Nitrogen membranes tackle all challenges
N2 is used for a variety of applications in the onshore oil industry. The inert gas is indispensable in all three phases of the oil & gas supply chain: from increasing the pressure of the oil reservoir to reducing the risk of explosions.
Nevertheless, the use of nitrogen also poses many challenges. Think about logistics, safety and unexpected shutdowns. In this blog post we will indicate how nitrogen membranes can overcome these challenges.
N2 in oil & gas supply chain
Filling up your car with gasoline or heating your house is just the final step in a long supply chain. The supply chain of the oil and gas industry is divided into three segments: Upstream, Midstream and Downstream, and nitrogen plays an important role in all these segments.
Upstream is the exploration and production of crude oil and natural gas. N2 can be used for different upstream applications, one of them being nitrogen injection.
Normally when hydrocarbons are recovered from a new reservoir, the typically high reservoir pressure ensures that these hydrocarbons easily flow to the production wells.  Over time, however, the pressure in the reservoir drops. In order to increase the pressure, oil companies inject nitrogen into the well.
Another possibility is that hydrocarbons get stuck and need flushed. Nitrogen is the perfect gas to extricate these hydrocarbons, since it does not mix with oil and water.  A nitrogen injection will enhance the flow rate of oil and increase the hydrocarbon production.
Midstream is the processing, storage and transportation of crude oil and natural gas via pipelines. Before a pipeline can be put into operation, it needs thorough cleaning. Nitrogen is often used for the pigging and purging of a pipeline.
After pigging, nitrogen is pushed several times through the pipeline until it is completely oxygen free and has reached the desired dew point. During this process multiple stoppages can occur for various reasons (e.g.: pig stuck in the pipeline, valve leaking, etc…).
Downstream includes refining crude oil into finished products such as gasoline, fuel oils, and petroleum-based products. One of the various applications of nitrogen in the Downstream Industry is nitrogen blanketing.
The inert gas is used to blanket hydrocarbon storage tanks, insuring inert conditions are maintained. The main goal of this operation is to prevent explosions, discoloration, polymerization and other undesirable changes in quality. The entire process is monitored through the flow rate and pressure of the inert gas stream and/or the oxygen level in the exhaust gas.
Petrochemical plants also deploy N2 to perform leak tests. Using water or air is not recommended for these types of test. When companies detect leaks, they need to be repaired before a leak test is performed once again after the repair.

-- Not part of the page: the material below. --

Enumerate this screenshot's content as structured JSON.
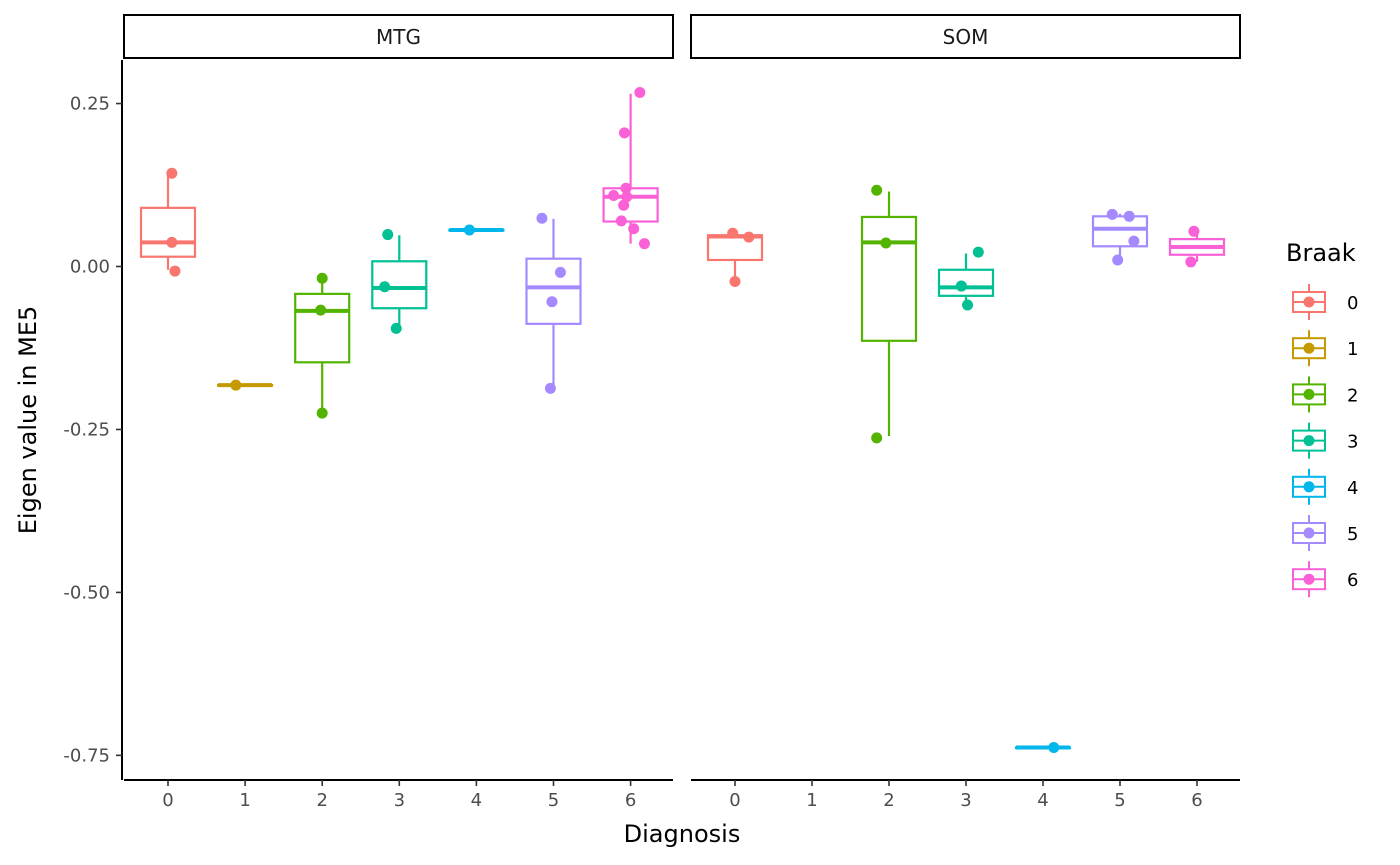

Challenges of N2 in onshore oil industry
Nitrogen is a challenging product to work with. In our previous blog post, we reviewed the challenges liquid nitrogen poses to the offshore oil industry, but what are the difficulties for onshore industry? And is a new technology, such as nitrogen membranes, able to overcome these challenges?
1. Logistical challenge
Oil and gas industry is usually located in remote areas. Transporting liquid nitrogen to these remote areas is quite problematic. It takes too much time and is costly.
Nitrogen membrane technology eliminates such hassles. The equipment is compact, safe and can remain on site with one-time mobilization until job completion.
2. Safety issues
Serious precautions are required when transporting and using liquid nitrogen on site, because of its cryogenic nature. There is a big risk posed by nitrogen leaks, which can cause a lot of damage to the site and puts the lives of employees at risk.
When you work with nitrogen membrane generators, this risk is reduced to zero. The membrane separates the gaseous nitrogen from other molecules by using compressed air stream.
3. Availability of LIN during shutdown/turnaround
Shutdowns and turnarounds occur frequently in existing oil and gas facilities. When these unexpected events occur, the facility urgently needs additional volumes of nitrogen. LIN suppliers have difficulties meeting this last-minute demand. On the other hand; nitrogen membranes form a very reliable partner when it comes to mobilizing N2. The equipment can meet such urgent demands much easier, because it can remain on site as long as needed.
4. Evaporation losses during transport
Nitrogen can only be kept in its liquid form at an extremely low temperature. When liquid nitrogen is transported, N2 will start to evaporate due to an increase in temperature, constantly reducing the volume of LIN. This is also an issue when transporting N2 to offshore platforms.
All of this proves that nitrogen membranes are a safe, easy and reliable solution for operators, contractors and end users in the oil & gas industry, both onshore and offshore.